Either my Dell Optiplex 990 computer or my Linux install has an issue: occasionally, when I re-plug a USB device into the system, it’ll cause a fault in the USB module in the kernel and USB goes dark. I’m unsure as to whether this is a hardware or software issue, but I’d simply like to restart my USB subsystem and continue working. When searching the web for ‘restart USB in Linux’ and ‘reload USB kernel module’, you get a plethora of results and none of which will work (seemingly due to how the Ubuntu standard kernel is compiled), at least for me within Ubuntu 12.04, Precise Pangolin. Until now, I’ve had no success and had to hard reset. No longer.

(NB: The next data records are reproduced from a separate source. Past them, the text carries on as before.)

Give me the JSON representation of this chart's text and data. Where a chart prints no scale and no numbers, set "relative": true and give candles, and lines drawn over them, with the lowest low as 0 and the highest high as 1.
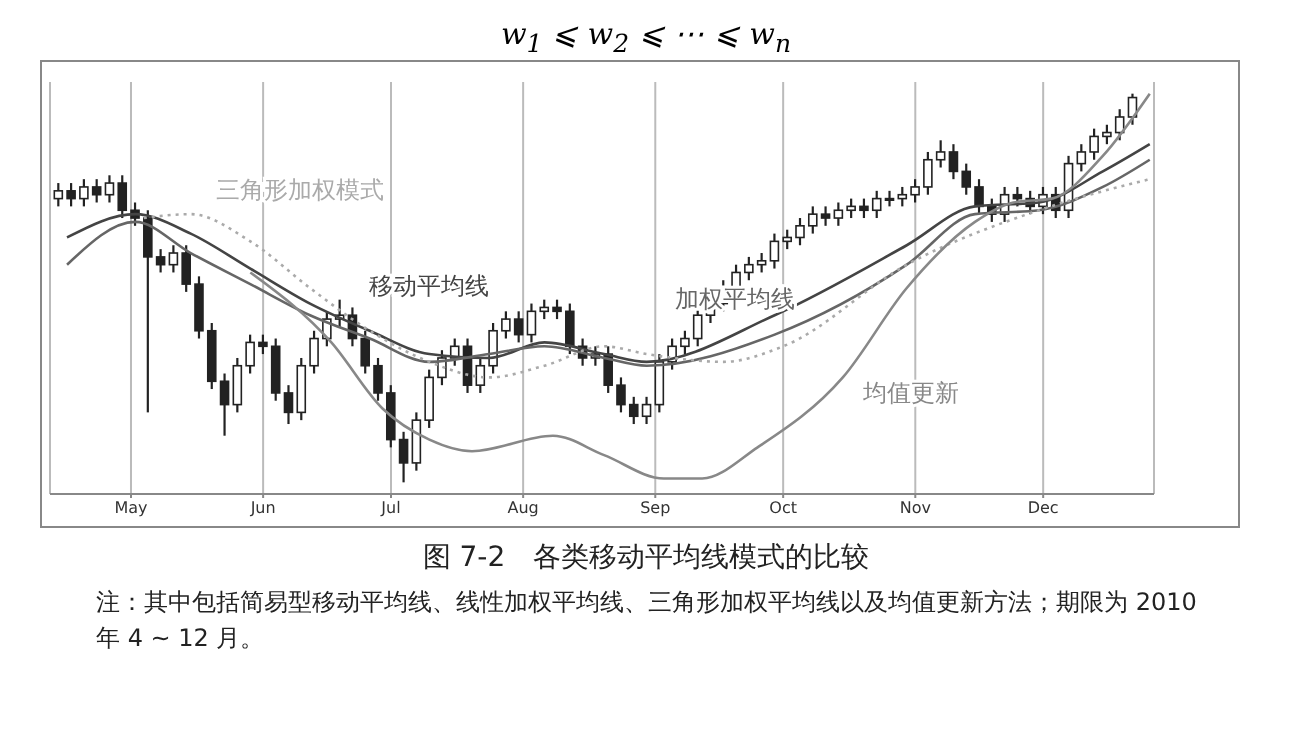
{
  "chart_data": {
    "type": "candlestick",
    "relative": true,
    "title": "图 7-2　各类移动平均线模式的比较",
    "annotations": [
      "w$_{1}$ ⩽ w$_{2}$ ⩽ ⋯ ⩽ w$_{n}$",
      "注：其中包括简易型移动平均线、线性加权平均线、三角形加权平均线以及均值更新方法；期限为 2010 年 4 ~ 12 月。"
    ],
    "xlim": [
      "2010-04-12",
      "2010-12-27"
    ],
    "xticks": [
      {
        "value": "2010-05-01",
        "label": "May"
      },
      {
        "value": "2010-06-01",
        "label": "Jun"
      },
      {
        "value": "2010-07-01",
        "label": "Jul"
      },
      {
        "value": "2010-08-01",
        "label": "Aug"
      },
      {
        "value": "2010-09-01",
        "label": "Sep"
      },
      {
        "value": "2010-10-01",
        "label": "Oct"
      },
      {
        "value": "2010-11-01",
        "label": "Nov"
      },
      {
        "value": "2010-12-01",
        "label": "Dec"
      }
    ],
    "grid": "x",
    "marker": "none",
    "series": [
      {
        "color": "#222222",
        "x": [
          "2010-04-14",
          "2010-04-17",
          "2010-04-20",
          "2010-04-23",
          "2010-04-26",
          "2010-04-29",
          "2010-05-02",
          "2010-05-05",
          "2010-05-08",
          "2010-05-11",
          "2010-05-14",
          "2010-05-17",
          "2010-05-20",
          "2010-05-23",
          "2010-05-26",
          "2010-05-29",
          "2010-06-01",
          "2010-06-04",
          "2010-06-07",
          "2010-06-10",
          "2010-06-13",
          "2010-06-16",
          "2010-06-19",
          "2010-06-22",
          "2010-06-25",
          "2010-06-28",
          "2010-07-01",
          "2010-07-04",
          "2010-07-07",
          "2010-07-10",
          "2010-07-13",
          "2010-07-16",
          "2010-07-19",
          "2010-07-22",
          "2010-07-25",
          "2010-07-28",
          "2010-07-31",
          "2010-08-03",
          "2010-08-06",
          "2010-08-09",
          "2010-08-12",
          "2010-08-15",
          "2010-08-18",
          "2010-08-21",
          "2010-08-24",
          "2010-08-27",
          "2010-08-30",
          "2010-09-02",
          "2010-09-05",
          "2010-09-08",
          "2010-09-11",
          "2010-09-14",
          "2010-09-17",
          "2010-09-20",
          "2010-09-23",
          "2010-09-26",
          "2010-09-29",
          "2010-10-02",
          "2010-10-05",
          "2010-10-08",
          "2010-10-11",
          "2010-10-14",
          "2010-10-17",
          "2010-10-20",
          "2010-10-23",
          "2010-10-26",
          "2010-10-29",
          "2010-11-01",
          "2010-11-04",
          "2010-11-07",
          "2010-11-10",
          "2010-11-13",
          "2010-11-16",
          "2010-11-19",
          "2010-11-22",
          "2010-11-25",
          "2010-11-28",
          "2010-12-01",
          "2010-12-04",
          "2010-12-07",
          "2010-12-10",
          "2010-12-13",
          "2010-12-16",
          "2010-12-19",
          "2010-12-22"
        ],
        "ohlc": [
          [
            0.73,
            0.77,
            0.71,
            0.75
          ],
          [
            0.75,
            0.77,
            0.71,
            0.73
          ],
          [
            0.73,
            0.78,
            0.71,
            0.76
          ],
          [
            0.76,
            0.78,
            0.72,
            0.74
          ],
          [
            0.74,
            0.79,
            0.72,
            0.77
          ],
          [
            0.77,
            0.79,
            0.68,
            0.7
          ],
          [
            0.7,
            0.72,
            0.66,
            0.68
          ],
          [
            0.68,
            0.7,
            0.18,
            0.58
          ],
          [
            0.58,
            0.6,
            0.54,
            0.56
          ],
          [
            0.56,
            0.61,
            0.54,
            0.59
          ],
          [
            0.59,
            0.61,
            0.49,
            0.51
          ],
          [
            0.51,
            0.53,
            0.37,
            0.39
          ],
          [
            0.39,
            0.41,
            0.24,
            0.26
          ],
          [
            0.26,
            0.28,
            0.12,
            0.2
          ],
          [
            0.2,
            0.32,
            0.18,
            0.3
          ],
          [
            0.3,
            0.38,
            0.28,
            0.36
          ],
          [
            0.36,
            0.38,
            0.33,
            0.35
          ],
          [
            0.35,
            0.37,
            0.21,
            0.23
          ],
          [
            0.23,
            0.25,
            0.15,
            0.18
          ],
          [
            0.18,
            0.32,
            0.16,
            0.3
          ],
          [
            0.3,
            0.39,
            0.28,
            0.37
          ],
          [
            0.37,
            0.44,
            0.35,
            0.42
          ],
          [
            0.42,
            0.47,
            0.4,
            0.43
          ],
          [
            0.43,
            0.45,
            0.35,
            0.37
          ],
          [
            0.37,
            0.39,
            0.28,
            0.3
          ],
          [
            0.3,
            0.32,
            0.21,
            0.23
          ],
          [
            0.23,
            0.25,
            0.09,
            0.11
          ],
          [
            0.11,
            0.13,
            0,
            0.05
          ],
          [
            0.05,
            0.18,
            0.03,
            0.16
          ],
          [
            0.16,
            0.29,
            0.14,
            0.27
          ],
          [
            0.27,
            0.34,
            0.25,
            0.32
          ],
          [
            0.32,
            0.37,
            0.3,
            0.35
          ],
          [
            0.35,
            0.37,
            0.23,
            0.25
          ],
          [
            0.25,
            0.32,
            0.23,
            0.3
          ],
          [
            0.3,
            0.41,
            0.28,
            0.39
          ],
          [
            0.39,
            0.44,
            0.37,
            0.42
          ],
          [
            0.42,
            0.44,
            0.36,
            0.38
          ],
          [
            0.38,
            0.46,
            0.36,
            0.44
          ],
          [
            0.44,
            0.47,
            0.42,
            0.45
          ],
          [
            0.45,
            0.47,
            0.42,
            0.44
          ],
          [
            0.44,
            0.46,
            0.33,
            0.35
          ],
          [
            0.35,
            0.37,
            0.3,
            0.32
          ],
          [
            0.32,
            0.35,
            0.3,
            0.33
          ],
          [
            0.33,
            0.35,
            0.23,
            0.25
          ],
          [
            0.25,
            0.27,
            0.18,
            0.2
          ],
          [
            0.2,
            0.22,
            0.15,
            0.17
          ],
          [
            0.17,
            0.22,
            0.15,
            0.2
          ],
          [
            0.2,
            0.33,
            0.18,
            0.31
          ],
          [
            0.31,
            0.37,
            0.29,
            0.35
          ],
          [
            0.35,
            0.39,
            0.33,
            0.37
          ],
          [
            0.37,
            0.45,
            0.35,
            0.43
          ],
          [
            0.43,
            0.48,
            0.41,
            0.46
          ],
          [
            0.46,
            0.52,
            0.44,
            0.5
          ],
          [
            0.5,
            0.56,
            0.48,
            0.54
          ],
          [
            0.54,
            0.58,
            0.52,
            0.56
          ],
          [
            0.56,
            0.59,
            0.54,
            0.57
          ],
          [
            0.57,
            0.64,
            0.55,
            0.62
          ],
          [
            0.62,
            0.65,
            0.6,
            0.63
          ],
          [
            0.63,
            0.68,
            0.61,
            0.66
          ],
          [
            0.66,
            0.71,
            0.64,
            0.69
          ],
          [
            0.69,
            0.71,
            0.66,
            0.68
          ],
          [
            0.68,
            0.72,
            0.66,
            0.7
          ],
          [
            0.7,
            0.73,
            0.68,
            0.71
          ],
          [
            0.71,
            0.73,
            0.68,
            0.7
          ],
          [
            0.7,
            0.75,
            0.68,
            0.73
          ],
          [
            0.73,
            0.75,
            0.71,
            0.73
          ],
          [
            0.73,
            0.76,
            0.71,
            0.74
          ],
          [
            0.74,
            0.78,
            0.72,
            0.76
          ],
          [
            0.76,
            0.85,
            0.74,
            0.83
          ],
          [
            0.83,
            0.88,
            0.81,
            0.85
          ],
          [
            0.85,
            0.87,
            0.78,
            0.8
          ],
          [
            0.8,
            0.82,
            0.74,
            0.76
          ],
          [
            0.76,
            0.78,
            0.69,
            0.71
          ],
          [
            0.71,
            0.73,
            0.67,
            0.69
          ],
          [
            0.69,
            0.76,
            0.67,
            0.74
          ],
          [
            0.74,
            0.76,
            0.71,
            0.73
          ],
          [
            0.73,
            0.75,
            0.69,
            0.71
          ],
          [
            0.71,
            0.76,
            0.69,
            0.74
          ],
          [
            0.74,
            0.76,
            0.68,
            0.7
          ],
          [
            0.7,
            0.84,
            0.68,
            0.82
          ],
          [
            0.82,
            0.87,
            0.8,
            0.85
          ],
          [
            0.85,
            0.91,
            0.83,
            0.89
          ],
          [
            0.89,
            0.92,
            0.87,
            0.9
          ],
          [
            0.9,
            0.96,
            0.88,
            0.94
          ],
          [
            0.94,
            1,
            0.92,
            0.99
          ]
        ]
      },
      {
        "type": "line",
        "name": "移动平均线",
        "color": "#444444",
        "line_style": "solid",
        "x": [
          "2010-04-16",
          "2010-05-02",
          "2010-05-15",
          "2010-05-29",
          "2010-06-12",
          "2010-06-26",
          "2010-07-10",
          "2010-07-24",
          "2010-08-06",
          "2010-08-20",
          "2010-08-30",
          "2010-09-29",
          "2010-10-30",
          "2010-11-15",
          "2010-11-30",
          "2010-12-15",
          "2010-12-26"
        ],
        "values": [
          0.63,
          0.69,
          0.64,
          0.55,
          0.46,
          0.39,
          0.33,
          0.32,
          0.36,
          0.33,
          0.31,
          0.43,
          0.61,
          0.71,
          0.72,
          0.8,
          0.87
        ]
      },
      {
        "type": "line",
        "name": "加权平均线",
        "color": "#666666",
        "line_style": "solid",
        "x": [
          "2010-04-16",
          "2010-05-02",
          "2010-05-15",
          "2010-05-29",
          "2010-06-12",
          "2010-06-26",
          "2010-07-10",
          "2010-07-24",
          "2010-08-06",
          "2010-08-20",
          "2010-08-30",
          "2010-09-29",
          "2010-10-30",
          "2010-11-15",
          "2010-11-30",
          "2010-12-15",
          "2010-12-26"
        ],
        "values": [
          0.56,
          0.67,
          0.59,
          0.51,
          0.43,
          0.37,
          0.31,
          0.33,
          0.35,
          0.32,
          0.3,
          0.38,
          0.56,
          0.69,
          0.7,
          0.76,
          0.83
        ]
      },
      {
        "type": "line",
        "name": "三角形加权模式",
        "color": "#aaaaaa",
        "line_style": "dotted",
        "x": [
          "2010-05-04",
          "2010-05-15",
          "2010-05-29",
          "2010-06-12",
          "2010-06-26",
          "2010-07-10",
          "2010-07-24",
          "2010-08-06",
          "2010-08-20",
          "2010-08-30",
          "2010-09-17",
          "2010-10-01",
          "2010-10-30",
          "2010-11-30",
          "2010-12-26"
        ],
        "values": [
          0.68,
          0.69,
          0.62,
          0.5,
          0.39,
          0.31,
          0.27,
          0.3,
          0.35,
          0.33,
          0.31,
          0.35,
          0.56,
          0.7,
          0.78
        ]
      },
      {
        "type": "line",
        "name": "均值更新",
        "color": "#888888",
        "line_style": "solid",
        "x": [
          "2010-05-29",
          "2010-06-17",
          "2010-06-29",
          "2010-07-10",
          "2010-07-20",
          "2010-08-08",
          "2010-08-20",
          "2010-09-03",
          "2010-09-12",
          "2010-09-25",
          "2010-10-15",
          "2010-10-30",
          "2010-11-15",
          "2010-11-24",
          "2010-12-03",
          "2010-12-15",
          "2010-12-26"
        ],
        "values": [
          0.54,
          0.36,
          0.19,
          0.11,
          0.08,
          0.12,
          0.07,
          0.01,
          0.01,
          0.09,
          0.27,
          0.5,
          0.67,
          0.72,
          0.73,
          0.84,
          1
        ]
      }
    ]
  }
}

You’ll need root/sudo access to the machine to be able to run commands. In my case, without USB available, then I’ve either got to sprint for a PS/2 keyboard and mouse or login via SSH. You can do what I’ve done and prepared things into a suitable script I can run with just a Gnome launcher. Thanks to this fantastic post for the help. Either place the following into a script or run the commands directly:
echo -n "0000:00:1a.0" | tee /sys/bus/pci/drivers/ehci_hcd/unbind echo -n "0000:00:1d.0" | tee /sys/bus/pci/drivers/ehci_hcd/unbind echo -n "0000:00:1a.0" | tee /sys/bus/pci/drivers/ehci_hcd/bind echo -n "0000:00:1d.0" | tee /sys/bus/pci/drivers/ehci_hcd/bind
The hardware identifiers being passed around here can be revealed using a command like lspci | grep USB. In my case, the identifiers in the original post were exactly what I have in my system.
I’m yet to see if my USB will correctly come back online after freezing up as it hasn’t happened yet, but I’ll try this when it does and report back. That said, the commands above definitely reload all USB devices attached to the system; that much I’ve tried.